Alamon: The kids are alright

IT IS often with great condescension that older generations look down upon the young. They are considered weaker, spoiled, and made of lesser mettle compared to the older generation. It is a cyclical process and somewhat a rite of passage that the young are required to prove themselves to the old. Just as the baby boomers who experienced the destruction of war and rebuilt their societies from the rubble up are perplexed about what for them are the misplaced angst of the lost Generation X given their access to the abundance of unbridled capitalism and almost limitless education; now, it is the turn of the X’ers to weigh the millennial youth of today and it is almost always that they are found wanting.

The youth of today, referred to somewhat derogatorily as millennials, have been at the receiving end of criticism from older folks like us. They are also accused of taking for granted the luxuries that previous generations have prepared for them that they now wantonly enjoy. Apart from these, they are regarded as incapable of committing to an idea or a long-term task and always sought approval or verbal reward instead of just plodding on consistently and faithfully with work. The millennials, in other words, have evolved to become a generation of short-attention span robots who need to constantly feed on social approval to spur them into action. Sometimes, you even wonder if they are still even human.

All these are, of course, the unfair criticisms of an older generation getting back on the young ones for the bad rap they received from their own parents.

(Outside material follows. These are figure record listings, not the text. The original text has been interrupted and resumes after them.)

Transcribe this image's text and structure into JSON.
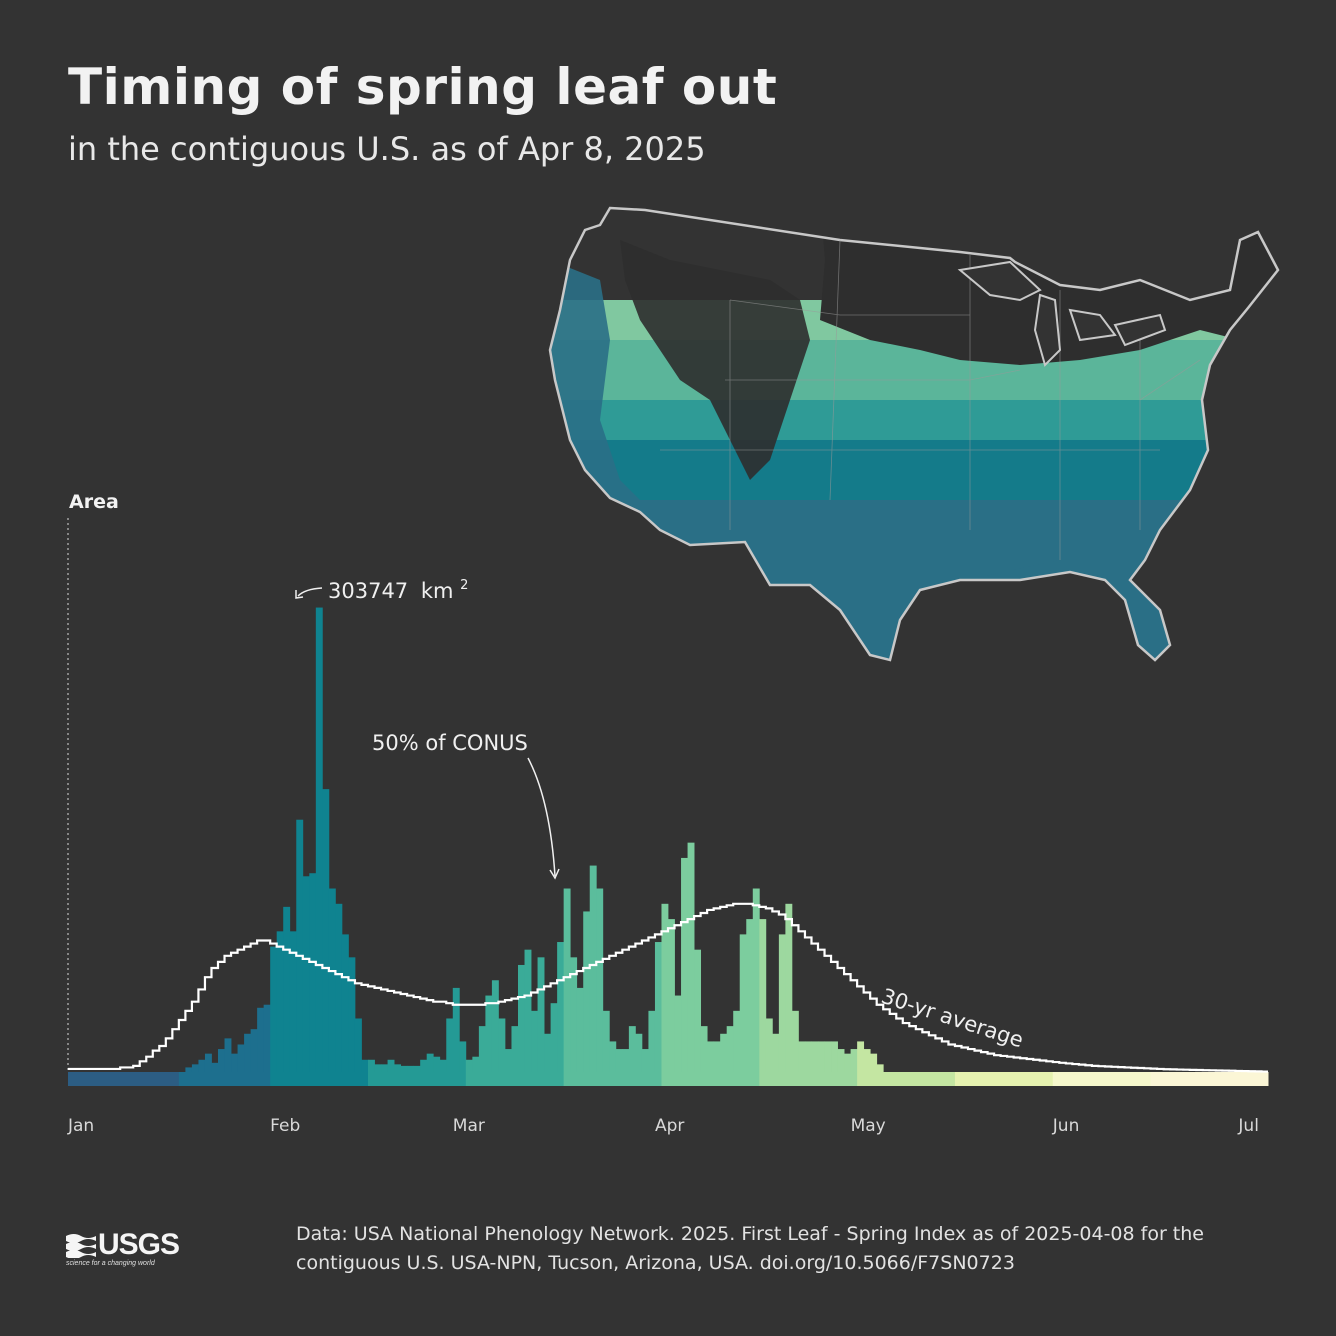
{
  "title": "Timing of spring leaf out",
  "subtitle": "in the contiguous U.S. as of Apr 8, 2025",
  "source": "Data: USA National Phenology Network. 2025. First Leaf - Spring Index as of 2025-04-08 for the contiguous U.S. USA-NPN, Tucson, Arizona, USA. doi.org/10.5066/F7SN0723",
  "logo": {
    "word": "USGS",
    "tagline": "science for a changing world"
  },
  "map": {
    "fill_colors": [
      "#2a6f86",
      "#147b8a",
      "#2f9b96",
      "#5bb59a",
      "#80c8a0"
    ],
    "outline_color": "#c8c8c8"
  },
  "chart_data": {
    "type": "bar",
    "ylabel": "Area",
    "x_tick_labels": [
      "Jan",
      "Feb",
      "Mar",
      "Apr",
      "May",
      "Jun",
      "Jul"
    ],
    "x_ticks_day": [
      0,
      31,
      59,
      90,
      120,
      151,
      181
    ],
    "x_domain": [
      0,
      184
    ],
    "y_domain": [
      0,
      310000
    ],
    "band_colors": [
      {
        "start": 0,
        "end": 17,
        "color": "#2c5d83"
      },
      {
        "start": 17,
        "end": 31,
        "color": "#1d6f8e"
      },
      {
        "start": 31,
        "end": 46,
        "color": "#0f8390"
      },
      {
        "start": 46,
        "end": 61,
        "color": "#249a95"
      },
      {
        "start": 61,
        "end": 76,
        "color": "#3aab98"
      },
      {
        "start": 76,
        "end": 91,
        "color": "#5bbd9c"
      },
      {
        "start": 91,
        "end": 106,
        "color": "#7ccd9e"
      },
      {
        "start": 106,
        "end": 121,
        "color": "#9dd89f"
      },
      {
        "start": 121,
        "end": 136,
        "color": "#c4e6a2"
      },
      {
        "start": 136,
        "end": 151,
        "color": "#e6f2b0"
      },
      {
        "start": 151,
        "end": 166,
        "color": "#f6f8cc"
      },
      {
        "start": 166,
        "end": 184,
        "color": "#fbf6d6"
      }
    ],
    "series": [
      {
        "name": "2025",
        "start_day": 0,
        "values": [
          0,
          0,
          0,
          0,
          0,
          0,
          0,
          0,
          0,
          0,
          0,
          0,
          0,
          0,
          0,
          0,
          0,
          0,
          3000,
          5000,
          8000,
          12000,
          6000,
          15000,
          22000,
          12000,
          18000,
          25000,
          28000,
          42000,
          44000,
          82000,
          92000,
          108000,
          92000,
          165000,
          128000,
          130000,
          303747,
          185000,
          120000,
          110000,
          90000,
          75000,
          35000,
          8000,
          8000,
          5000,
          5000,
          8000,
          5000,
          4000,
          4000,
          4000,
          8000,
          12000,
          10000,
          8000,
          35000,
          55000,
          20000,
          8000,
          10000,
          30000,
          50000,
          60000,
          35000,
          15000,
          30000,
          70000,
          80000,
          40000,
          75000,
          25000,
          45000,
          85000,
          120000,
          75000,
          55000,
          105000,
          135000,
          120000,
          40000,
          20000,
          15000,
          15000,
          30000,
          25000,
          15000,
          40000,
          85000,
          110000,
          100000,
          50000,
          140000,
          150000,
          80000,
          30000,
          20000,
          20000,
          25000,
          30000,
          40000,
          90000,
          100000,
          120000,
          100000,
          35000,
          25000,
          90000,
          110000,
          40000,
          20000,
          20000,
          20000,
          20000,
          20000,
          20000,
          15000,
          12000,
          15000,
          20000,
          15000,
          12000,
          5000,
          0,
          0,
          0,
          0,
          0,
          0,
          0,
          0,
          0,
          0,
          0,
          0,
          0,
          0,
          0,
          0,
          0,
          0,
          0,
          0,
          0,
          0,
          0,
          0,
          0,
          0,
          0,
          0,
          0,
          0,
          0,
          0,
          0,
          0,
          0,
          0,
          0,
          0,
          0,
          0,
          0,
          0,
          0,
          0,
          0,
          0,
          0,
          0,
          0,
          0,
          0,
          0,
          0,
          0,
          0,
          0,
          0,
          0,
          0,
          0,
          0,
          0,
          0,
          0,
          0,
          0,
          0,
          0,
          0
        ]
      },
      {
        "name": "30-yr average",
        "start_day": 0,
        "values": [
          2000,
          2000,
          2000,
          2000,
          2000,
          2000,
          2000,
          2000,
          3000,
          3000,
          4000,
          7000,
          10000,
          14000,
          17000,
          22000,
          28000,
          34000,
          40000,
          46000,
          54000,
          62000,
          68000,
          72000,
          76000,
          78000,
          80000,
          82000,
          84000,
          86000,
          86000,
          84000,
          82000,
          80000,
          78000,
          76000,
          74000,
          72000,
          70000,
          68000,
          66000,
          64000,
          62000,
          60000,
          58000,
          57000,
          56000,
          55000,
          54000,
          53000,
          52000,
          51000,
          50000,
          49000,
          48000,
          47000,
          46000,
          46000,
          45000,
          44000,
          44000,
          44000,
          44000,
          44000,
          45000,
          45000,
          46000,
          47000,
          48000,
          49000,
          50000,
          52000,
          54000,
          56000,
          58000,
          60000,
          62000,
          64000,
          66000,
          68000,
          70000,
          72000,
          74000,
          76000,
          78000,
          80000,
          82000,
          84000,
          86000,
          88000,
          90000,
          92000,
          94000,
          96000,
          98000,
          100000,
          102000,
          104000,
          106000,
          107000,
          108000,
          109000,
          110000,
          110000,
          110000,
          109000,
          108000,
          107000,
          105000,
          103000,
          100000,
          96000,
          92000,
          88000,
          84000,
          80000,
          76000,
          72000,
          68000,
          64000,
          60000,
          56000,
          52000,
          48000,
          44000,
          41000,
          38000,
          35000,
          32000,
          30000,
          28000,
          26000,
          24000,
          22000,
          20000,
          18000,
          17000,
          16000,
          15000,
          14000,
          13000,
          12000,
          11000,
          10500,
          10000,
          9500,
          9000,
          8500,
          8000,
          7500,
          7000,
          6500,
          6000,
          5600,
          5200,
          4800,
          4400,
          4000,
          3800,
          3600,
          3400,
          3200,
          3000,
          2800,
          2600,
          2400,
          2200,
          2000,
          1800,
          1700,
          1600,
          1500,
          1400,
          1300,
          1200,
          1100,
          1000,
          900,
          800,
          700,
          600,
          500,
          400,
          300
        ]
      }
    ],
    "annotations": [
      {
        "label": "303747",
        "unit": "km",
        "sup": "2",
        "day": 38
      },
      {
        "label": "50% of CONUS",
        "day": 75
      },
      {
        "label": "30-yr average",
        "day": 126
      }
    ]
  }
}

Remember when our parents, the baby boomers complained about our TV habits? Well, it is the same with our current disdain for the young’s digital lifestyle. The children, whose parents complained about how the television set occupied their waking time, have now become parents themselves who, this time around, complain about their children’s gadget habits. Truth be told, we are also enablers of their addiction because these modern gadgets equally enamor us and are actually quite useful in rearing pesky energetic children.

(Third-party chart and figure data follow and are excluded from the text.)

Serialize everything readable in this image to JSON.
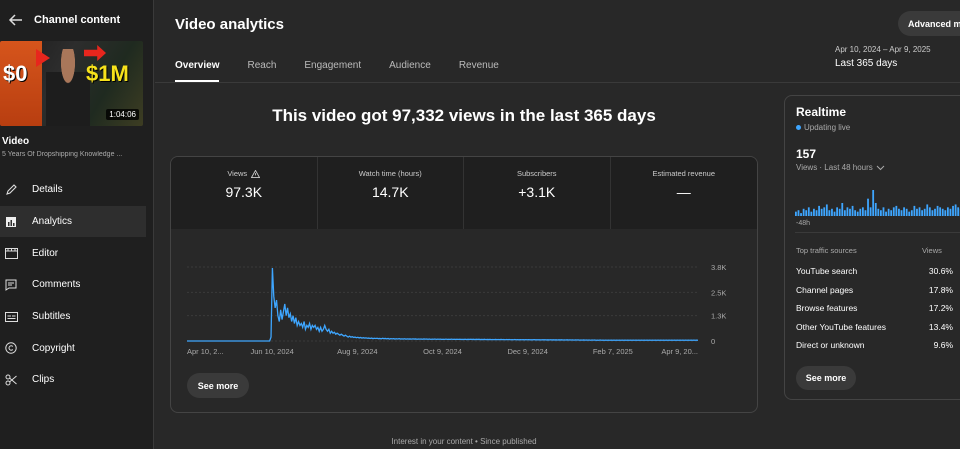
{
  "sidebar": {
    "title": "Channel content",
    "thumbnail": {
      "left_text": "$0",
      "right_text": "$1M",
      "duration": "1:04:06"
    },
    "video_label": "Video",
    "video_subtitle": "5 Years Of Dropshipping Knowledge ...",
    "items": [
      {
        "label": "Details",
        "icon": "pencil-icon"
      },
      {
        "label": "Analytics",
        "icon": "analytics-icon",
        "active": true
      },
      {
        "label": "Editor",
        "icon": "film-icon"
      },
      {
        "label": "Comments",
        "icon": "comment-icon"
      },
      {
        "label": "Subtitles",
        "icon": "subtitles-icon"
      },
      {
        "label": "Copyright",
        "icon": "copyright-icon"
      },
      {
        "label": "Clips",
        "icon": "scissors-icon"
      }
    ]
  },
  "header": {
    "title": "Video analytics",
    "advanced_label": "Advanced m",
    "tabs": [
      "Overview",
      "Reach",
      "Engagement",
      "Audience",
      "Revenue"
    ],
    "date_range": "Apr 10, 2024 – Apr 9, 2025",
    "date_label": "Last 365 days"
  },
  "main": {
    "headline": "This video got 97,332 views in the last 365 days",
    "metrics": [
      {
        "label": "Views",
        "value": "97.3K"
      },
      {
        "label": "Watch time (hours)",
        "value": "14.7K"
      },
      {
        "label": "Subscribers",
        "value": "+3.1K"
      },
      {
        "label": "Estimated revenue",
        "value": "—"
      }
    ],
    "see_more": "See more",
    "footer_note": "Interest in your content • Since published"
  },
  "chart_data": {
    "type": "line",
    "x_tick_labels": [
      "Apr 10, 2...",
      "Jun 10, 2024",
      "Aug 9, 2024",
      "Oct 9, 2024",
      "Dec 9, 2024",
      "Feb 7, 2025",
      "Apr 9, 20..."
    ],
    "y_tick_labels": [
      "3.8K",
      "2.5K",
      "1.3K",
      "0"
    ],
    "ylim": [
      0,
      3800
    ],
    "color": "#3ea6ff",
    "series": [
      {
        "values": [
          0,
          0,
          0,
          0,
          0,
          0,
          0,
          0,
          0,
          0,
          0,
          0,
          0,
          0,
          0,
          0,
          0,
          0,
          0,
          0,
          0,
          0,
          0,
          0,
          0,
          0,
          0,
          0,
          0,
          0,
          0,
          0,
          0,
          0,
          0,
          0,
          0,
          0,
          0,
          0,
          0,
          0,
          0,
          0,
          0,
          0,
          0,
          0,
          0,
          0,
          0,
          0,
          0,
          0,
          0,
          0,
          0,
          0,
          0,
          0,
          0,
          200,
          3750,
          2300,
          1700,
          2100,
          1300,
          1000,
          1600,
          1100,
          1500,
          1900,
          1300,
          1700,
          1200,
          1400,
          1000,
          1300,
          900,
          1200,
          800,
          1000,
          800,
          900,
          700,
          1000,
          600,
          800,
          700,
          900,
          600,
          800,
          700,
          800,
          600,
          700,
          500,
          700,
          500,
          600,
          800,
          600,
          500,
          600,
          400,
          500,
          400,
          450,
          350,
          400,
          350,
          300,
          350,
          300,
          250,
          300,
          250,
          200,
          250,
          200,
          220,
          180,
          200,
          170,
          190,
          160,
          180,
          150,
          170,
          150,
          160,
          140,
          150,
          130,
          150,
          120,
          140,
          130,
          140,
          120,
          130,
          110,
          140,
          120,
          130,
          110,
          130,
          100,
          120,
          110,
          120,
          100,
          115,
          105,
          120,
          100,
          110,
          100,
          115,
          95,
          110,
          100,
          105,
          95,
          110,
          100,
          105,
          90,
          100,
          95,
          100,
          90,
          105,
          95,
          100,
          90,
          100,
          85,
          95,
          90,
          100,
          85,
          95,
          90,
          95,
          80,
          90,
          85,
          95,
          85,
          90,
          80,
          95,
          85,
          90,
          80,
          90,
          85,
          90,
          80,
          85,
          80,
          90,
          75,
          85,
          80,
          90,
          80,
          85,
          75,
          85,
          80,
          85,
          75,
          80,
          75,
          85,
          70,
          80,
          75,
          80,
          70,
          75,
          70,
          80,
          70,
          75,
          70,
          80,
          70,
          75,
          65,
          75,
          70,
          75,
          65,
          70,
          65,
          75,
          65,
          70,
          60,
          70,
          65,
          70,
          60,
          70,
          65,
          70,
          60,
          65,
          60,
          70,
          60,
          65,
          60,
          65,
          55,
          65,
          60,
          65,
          55,
          60,
          55,
          65,
          55,
          60,
          55,
          60,
          50,
          60,
          55,
          60,
          50,
          55,
          50,
          60,
          50,
          55,
          50,
          55,
          45,
          55,
          50,
          55,
          45,
          50,
          45,
          55,
          45,
          50,
          45,
          50,
          40,
          50,
          45,
          50,
          40,
          45,
          40,
          50,
          40,
          45,
          40,
          45,
          40,
          45,
          40,
          45,
          40,
          45,
          40,
          45,
          40,
          45,
          40,
          45,
          40,
          45,
          40,
          45,
          40,
          45,
          40,
          45,
          40,
          45,
          40,
          45,
          40,
          45,
          40,
          45,
          40,
          45,
          40,
          45,
          40,
          45,
          40,
          45,
          40,
          45,
          40,
          45,
          40,
          45,
          40,
          45,
          40,
          45,
          40,
          45,
          40,
          45,
          40,
          45,
          40,
          45,
          40,
          45,
          40,
          45,
          40,
          45,
          40,
          45,
          40,
          45,
          40,
          45,
          40
        ]
      }
    ]
  },
  "realtime": {
    "title": "Realtime",
    "status": "Updating live",
    "count": "157",
    "period": "Views · Last 48 hours",
    "range_label": "-48h",
    "bars": [
      3,
      4,
      2,
      5,
      4,
      6,
      3,
      5,
      4,
      7,
      5,
      6,
      8,
      4,
      5,
      3,
      6,
      5,
      9,
      4,
      6,
      5,
      7,
      4,
      3,
      5,
      6,
      4,
      12,
      6,
      18,
      9,
      5,
      4,
      6,
      3,
      5,
      4,
      6,
      7,
      5,
      4,
      6,
      5,
      3,
      4,
      7,
      5,
      6,
      4,
      5,
      8,
      6,
      4,
      5,
      7,
      6,
      5,
      4,
      6,
      5,
      7,
      8,
      6,
      5,
      9
    ],
    "table_header_source": "Top traffic sources",
    "table_header_views": "Views",
    "sources": [
      {
        "name": "YouTube search",
        "pct": "30.6%",
        "level": 1.0
      },
      {
        "name": "Channel pages",
        "pct": "17.8%",
        "level": 0.58
      },
      {
        "name": "Browse features",
        "pct": "17.2%",
        "level": 0.56
      },
      {
        "name": "Other YouTube features",
        "pct": "13.4%",
        "level": 0.44
      },
      {
        "name": "Direct or unknown",
        "pct": "9.6%",
        "level": 0.31
      }
    ],
    "see_more": "See more"
  }
}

It is the same story actually. The archaic television set and these new communication devices both fulfill a similar function; they are very good as technological surrogates to a baby sitter or a yaya to busy parents looking for some quiet or private time. Both Generation X’s strengths and weakness can be attributed to what the idiot box showed. Their sense of purpose and messianic tendencies could be traced to the countless superhero and underdog narratives that defined their Saturday morning cartoon fare at the same time their passiveness and cynicism can also be blamed on this couch culture that gradually replaced the viability of real world transformation in favor of pop culture utopia.

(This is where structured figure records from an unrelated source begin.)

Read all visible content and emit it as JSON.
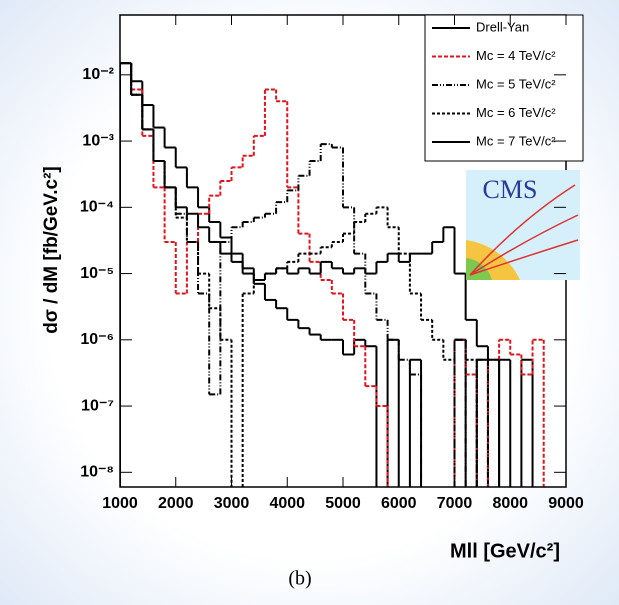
{
  "chart_data": {
    "type": "histogram",
    "y_label": "dσ / dM [fb/GeV.c²]",
    "x_label": "Mll [GeV/c²]",
    "caption": "(b)",
    "logo_text": "CMS",
    "log_y": true,
    "bins": [
      1000,
      1200,
      1400,
      1600,
      1800,
      2000,
      2200,
      2400,
      2600,
      2800,
      3000,
      3200,
      3400,
      3600,
      3800,
      4000,
      4200,
      4400,
      4600,
      4800,
      5000,
      5200,
      5400,
      5600,
      5800,
      6000,
      6200,
      6400,
      6600,
      6800,
      7000,
      7200,
      7400,
      7600,
      7800,
      8000,
      8200,
      8400,
      8600,
      8800,
      9000
    ],
    "xlim": [
      1000,
      9000
    ],
    "xticks": [
      1000,
      2000,
      3000,
      4000,
      5000,
      6000,
      7000,
      8000,
      9000
    ],
    "ylim": [
      6e-09,
      0.08
    ],
    "yticks": [
      {
        "value": 1e-08,
        "label": "10⁻⁸"
      },
      {
        "value": 1e-07,
        "label": "10⁻⁷"
      },
      {
        "value": 1e-06,
        "label": "10⁻⁶"
      },
      {
        "value": 1e-05,
        "label": "10⁻⁵"
      },
      {
        "value": 0.0001,
        "label": "10⁻⁴"
      },
      {
        "value": 0.001,
        "label": "10⁻³"
      },
      {
        "value": 0.01,
        "label": "10⁻²"
      }
    ],
    "series": [
      {
        "name": "Drell-Yan",
        "color": "#000000",
        "dash": "none",
        "values": [
          0.015,
          0.008,
          0.0035,
          0.0016,
          0.0008,
          0.0004,
          0.0002,
          0.0001,
          6e-05,
          3.5e-05,
          2e-05,
          1.2e-05,
          7e-06,
          4e-06,
          3e-06,
          2e-06,
          1.5e-06,
          1.2e-06,
          1e-06,
          1e-06,
          6e-07,
          1e-06,
          8e-07,
          null,
          1e-06,
          null,
          5e-07,
          null,
          null,
          null,
          1e-06,
          null,
          5e-07,
          null,
          5e-07,
          null,
          5e-07,
          null,
          null,
          null
        ]
      },
      {
        "name": "Mc = 4 TeV/c²",
        "color": "#e0141e",
        "dash": "4 2",
        "values": [
          0.015,
          0.006,
          0.0012,
          0.0002,
          3e-05,
          5e-06,
          3e-05,
          8e-05,
          0.00015,
          0.00025,
          0.0004,
          0.0006,
          0.0012,
          0.006,
          0.004,
          0.0002,
          4e-05,
          1.5e-05,
          8e-06,
          5e-06,
          2e-06,
          8e-07,
          2e-07,
          1e-07,
          null,
          null,
          null,
          null,
          null,
          null,
          1e-06,
          3e-07,
          null,
          5e-07,
          1e-06,
          6e-07,
          3e-07,
          1e-06,
          null,
          null
        ]
      },
      {
        "name": "Mc = 5 TeV/c²",
        "color": "#000000",
        "dash": "6 2 1 2 1 2",
        "values": [
          0.015,
          0.005,
          0.0015,
          0.0005,
          0.0002,
          8e-05,
          3e-05,
          5e-06,
          1.5e-07,
          3e-05,
          5e-05,
          6e-05,
          7e-05,
          8e-05,
          0.00012,
          0.00018,
          0.0003,
          0.0005,
          0.0009,
          0.0008,
          0.0001,
          2e-05,
          5e-06,
          2e-06,
          1e-06,
          5e-07,
          3e-07,
          null,
          null,
          null,
          1e-06,
          null,
          5e-07,
          null,
          null,
          null,
          null,
          null,
          null,
          null
        ]
      },
      {
        "name": "Mc = 6 TeV/c²",
        "color": "#000000",
        "dash": "3 2",
        "values": [
          0.015,
          0.005,
          0.0015,
          0.0005,
          0.0002,
          7e-05,
          3e-05,
          1e-05,
          3e-06,
          1e-06,
          null,
          5e-06,
          8e-06,
          1e-05,
          1.2e-05,
          1.5e-05,
          2e-05,
          2e-05,
          2.5e-05,
          3e-05,
          4e-05,
          6e-05,
          8e-05,
          0.0001,
          5e-05,
          2e-05,
          5e-06,
          2e-06,
          1e-06,
          5e-07,
          1e-06,
          5e-07,
          null,
          null,
          null,
          null,
          null,
          null,
          null,
          null
        ]
      },
      {
        "name": "Mc = 7 TeV/c²",
        "color": "#000000",
        "dash": "none",
        "values": [
          0.015,
          0.005,
          0.0015,
          0.0005,
          0.0002,
          0.0001,
          8e-05,
          5e-05,
          3e-05,
          2e-05,
          1.5e-05,
          1e-05,
          8e-06,
          1e-05,
          1.2e-05,
          1e-05,
          1.2e-05,
          1e-05,
          1.5e-05,
          1.2e-05,
          1e-05,
          1.2e-05,
          1e-05,
          1.5e-05,
          2e-05,
          1.5e-05,
          2e-05,
          2e-05,
          3e-05,
          5e-05,
          1e-05,
          2e-06,
          8e-07,
          5e-07,
          null,
          null,
          null,
          null,
          null,
          null
        ]
      }
    ]
  }
}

Whereas before the bone of contention was how far it was and how long it took to reach school, and then how difficult it was to do one’s homework especially if you did not have encyclopedia sets at home; older generations scoff at the convenience the young enjoy with the advent of the interwebs. Millenials don’t have a clue how tedious the process used to be just to get your needed information from the library. Nowadays, it just a click, type, and a scroll in google.

The young cannot be faulted for the technological advancements they now enjoy since these are the unstoppable consequences of human progress. But there are serious issues about the effects of these same technologies to their socialization as a generation. It could actually be true that the young adults poised to take over society in the coming years are the first generation to be reared and socialized almost completely in social media. This observation becomes the basis for the curious question: are the young people of today still classifiable as humans or have they evolved some kind of cyborg existence that is unfeeling and incapable of empathy as what social media has actually become?

Watching the #marchforourlives mammoth demonstration all over the US denouncing the unbelievable laxity in their gun control laws in the wake of the Parkland shootings, where thousands upon thousands of the so-called self-centered millennials went out into the streets to register their demand for government action as a manifestation of their care for each other and others, is a heart-warming retort to this question.

In the local front, upcoming local bands such as Ben&Ben, whose unique flair in distilling the complex musical movements in OPM in the past five decades in their sound and then adding that refreshing and innocent perspective with their lifting lyrics and melodies, makes one think that the baton has been rightfully passed. As long as the struggle to be human continues, amidst the onslaught of these new technologies, the kids will be alright.